No documento encaminhado ao órgão, a parlamentar solicita a abertura de inquérito policial para apurar o caso e pede ainda a responsabilização criminal do comunicador. Caso haja condenação, a pena pode chegar a até seis anos de prisão, conforme a legislação que trata de crimes de discriminação.
Além disso, Erika Hilton também requereu a abertura de uma ação civil pública com pedido de indenização de R$ 10 milhões por danos morais coletivos, destinados à população trans e travesti.

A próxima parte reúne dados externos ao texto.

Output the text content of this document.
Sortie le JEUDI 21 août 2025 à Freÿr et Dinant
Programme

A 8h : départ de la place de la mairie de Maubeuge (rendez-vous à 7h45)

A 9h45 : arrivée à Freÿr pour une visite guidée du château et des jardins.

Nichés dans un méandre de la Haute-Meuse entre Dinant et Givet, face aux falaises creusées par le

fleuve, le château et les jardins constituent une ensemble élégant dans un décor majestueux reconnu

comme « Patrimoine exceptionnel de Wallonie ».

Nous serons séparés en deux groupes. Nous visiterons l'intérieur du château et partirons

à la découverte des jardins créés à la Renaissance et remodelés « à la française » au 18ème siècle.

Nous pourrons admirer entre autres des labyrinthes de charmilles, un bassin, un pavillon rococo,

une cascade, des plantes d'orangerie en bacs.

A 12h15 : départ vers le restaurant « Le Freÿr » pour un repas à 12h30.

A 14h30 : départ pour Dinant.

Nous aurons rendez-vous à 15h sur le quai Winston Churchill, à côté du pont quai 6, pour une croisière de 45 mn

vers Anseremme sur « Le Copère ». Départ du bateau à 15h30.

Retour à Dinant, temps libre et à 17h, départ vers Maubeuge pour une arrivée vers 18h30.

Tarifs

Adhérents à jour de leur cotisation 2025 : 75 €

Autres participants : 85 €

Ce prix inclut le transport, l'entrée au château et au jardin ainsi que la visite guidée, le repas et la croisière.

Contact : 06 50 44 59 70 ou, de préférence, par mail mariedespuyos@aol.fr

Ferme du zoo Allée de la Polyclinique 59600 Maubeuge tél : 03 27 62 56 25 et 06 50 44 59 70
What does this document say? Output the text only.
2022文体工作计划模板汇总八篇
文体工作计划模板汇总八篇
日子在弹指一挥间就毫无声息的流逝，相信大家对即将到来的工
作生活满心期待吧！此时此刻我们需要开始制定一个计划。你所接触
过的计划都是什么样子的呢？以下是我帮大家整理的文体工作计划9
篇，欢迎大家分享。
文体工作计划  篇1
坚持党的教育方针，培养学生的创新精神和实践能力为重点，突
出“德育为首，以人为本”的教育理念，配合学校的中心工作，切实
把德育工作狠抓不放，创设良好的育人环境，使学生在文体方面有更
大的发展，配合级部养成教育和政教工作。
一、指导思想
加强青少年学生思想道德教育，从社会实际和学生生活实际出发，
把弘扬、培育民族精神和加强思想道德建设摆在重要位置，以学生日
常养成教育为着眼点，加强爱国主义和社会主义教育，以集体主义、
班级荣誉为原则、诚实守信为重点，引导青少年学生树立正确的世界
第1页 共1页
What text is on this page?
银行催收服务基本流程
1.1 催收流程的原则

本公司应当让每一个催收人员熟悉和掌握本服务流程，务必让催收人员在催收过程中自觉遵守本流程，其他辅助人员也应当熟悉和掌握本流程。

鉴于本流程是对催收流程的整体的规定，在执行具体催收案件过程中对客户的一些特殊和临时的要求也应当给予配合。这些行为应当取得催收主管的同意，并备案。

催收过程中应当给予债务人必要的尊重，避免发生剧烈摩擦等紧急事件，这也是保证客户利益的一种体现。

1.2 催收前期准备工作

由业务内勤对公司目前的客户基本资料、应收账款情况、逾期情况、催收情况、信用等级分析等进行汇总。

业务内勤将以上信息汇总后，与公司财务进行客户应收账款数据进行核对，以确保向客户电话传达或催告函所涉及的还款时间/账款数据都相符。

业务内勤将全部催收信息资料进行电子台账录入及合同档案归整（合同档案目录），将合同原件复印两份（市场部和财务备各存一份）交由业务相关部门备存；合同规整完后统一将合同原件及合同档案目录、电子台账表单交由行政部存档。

A representação foi registrada no Grupo Especial de Combate aos Crimes Raciais e de Intolerância (Gecradi) do Ministério Público paulista.
Declarações no programa
O pedido de investigação foi motivado por comentários feitos por Ratinho durante a edição de quarta-feira (11) de seu programa. Na ocasião, o apresentador criticou a eleição de Erika Hilton para a presidência da Comissão de Defesa dos Direitos da Mulher da Câmara dos Deputados, cargo para o qual a parlamentar havia sido escolhida no mesmo dia.
Durante a atração televisiva, Ratinho questionou o fato de uma mulher trans assumir a presidência da comissão e mencionou diretamente a identidade de gênero da deputada.
Em um dos trechos, ele afirmou:
“Ela não é mulher, ela é trans.”
O apresentador também declarou que, na opinião dele, o cargo deveria ser ocupado por uma mulher cisgênero.
“Teve uma votação hoje, e deram a Comissão da Mulher para uma mulher trans. Eu não achei muito justo, não. Tem tanta mulher, por que vai dar para uma mulher trans?”, disse.
Em outro momento do programa, Ratinho fez uma declaração que gerou forte reação nas redes sociais:
“Para ser mulher tem que ter útero, menstruar.”
Argumentos apresentados pela deputada
Na representação enviada ao Ministério Público, Erika Hilton afirma que as declarações repetem discursos que negam a identidade de gênero de mulheres trans, especialmente em espaços institucionais voltados à defesa dos direitos das mulheres.
Segundo a parlamentar, o fato de as falas terem sido exibidas em rede nacional de televisão amplia o alcance e o impacto das declarações.
No documento, ela argumenta que os comentários não se limitaram a uma crítica política.
“As declarações proferidas pelo apresentador não se limitaram a uma crítica política ou a um debate institucional acerca da atuação da parlamentar, mas consistiram na negação explícita de sua identidade de gênero”, afirma trecho da representação.
O Ministério Público deverá analisar o pedido e decidir se abre investigação sobre o caso.